*this post is the 3rd of a 4 part series of posts exploring Supabase, Vercel & Svelte. This post goes deeper into Vercel
Part 1: Intro
Part 2: Supabase
Part 3: Vercel
Part 4: Svelte
In a previous post, I outlined why Supabase, Vercel & Svelte make up my current ideal technology stack. This post delves deeper into Vercel and why it has helped me fall in love with full-stack development again.
Productivity as a Priority
As a “seasoned” software engineer, I’ve battle-tested numerous deployment & hosting platforms.
I am always on a quest for a more streamlined, developer-friendly approach. The goal is always to give developers space to focus on the things that really matter.
That search has led me, again and again, to Vercel in the past few years.
Here’s my personal take on why Vercel has become an indispensable tool in my development stack.
Discovering Vercel: Weekend project to production apps
My journey with Vercel began during a weekend project launching a web app for a local charity.
The goal was to deploy an easy-to-use and maintained web application. The app should be created with minimal fuss and minimal cost to the charity.
Over the course of the weekend, I was able to create a web app & CICD pipeline at Zero ongoing cost to the charity.
Since then I’ve used Vercel on a number of other production projects.
Seamless integration with developer workflows
The biggest selling point of Vercel is its seamless integration with developer workflows.
An estimated +100m developers incorporate GitHub somewhere in their workflow, I am one of those 100m.
Vercel hooks easily into your GitHub repo. After linking to GitHub, vercel automatically recognises what type of project you’ve got going on.
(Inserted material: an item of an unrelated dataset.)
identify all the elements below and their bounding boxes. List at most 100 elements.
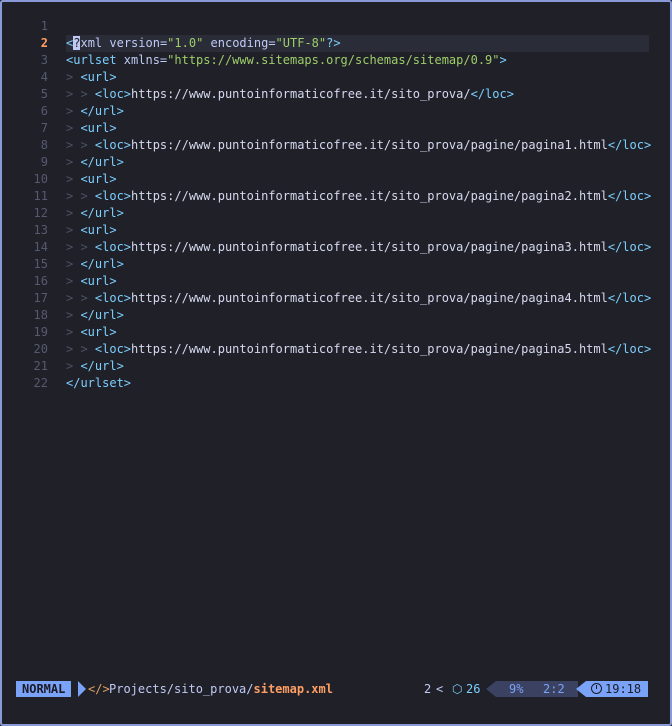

Vercel then automatically builds and deploys your web-based and/or node project every time a branch is pushed.
It may sound like a simple thing, but it saves a huge amount of time, complexity, and expense for a significant number of web & node developers.
This single feature, coupled with a host of other performance and developer-focused features, makes Vercel highly persuasive for web and node developers.
Develop App & API together
A big game changer for me was the ability to develop & deploy my [web] apps and APIs at the same time.
If you include an “API” folder in your repo, Vercel “automagically” spins up a serverless function to serve the endpoints.
Being able to develop an App and API in the same codebase is a big win for smaller startup teams where the code is changing rapidly.
There is no disconnect between the two; if a new feature or API route is deployed, they are deployed with the front-end changes and not out of sync.
Even better, if you are developing with Node for your API, and a JavaScript framework for the front end, the same developer can understand and update both aspects.
Performance as someone else’s problem
Vercel doesn’t just deploy your application; it helps optimize and scale it.
Leveraging global content delivery networks (CDNs) and smart caching strategies helps your application load fast, regardless of where your users are.
Whether your webpage or API experiences a handful of users or a sudden surge in traffic, performance remains consistent.
This peace of mind, knowing that scalability and optimization aren’t something I have to actively manage, allows me to focus on other, client-centric, tasks.
The Cost
The pricing tiers underline the feeling that Vercel was built for developers, by developers.
For smaller teams, being able to quickly try out ideas at no cost, allows them to iterate at speed.
Not having to raise a purchase order or ask engineering for some server resources, just to create a proof of concept, is perfect for startups and small teams.
Even when you get past the proof of concept stage, the pricing is extremely persuasive for small and large teams alike.
Embracing the Future with Vercel
My experiences with Vercel have made it a staple in my development workflow.
The ease of use, performance optimizations, and scalability it offers are fantastic for the types of projects I regularly work on (small team start-ups).
For any development team, in a similar situation, looking to streamline their development & deployment processes, I can’t recommend Vercel highly enough.
*this post is the 3rd of a 4 part series of posts exploring Supabase, Vercel & Svelte.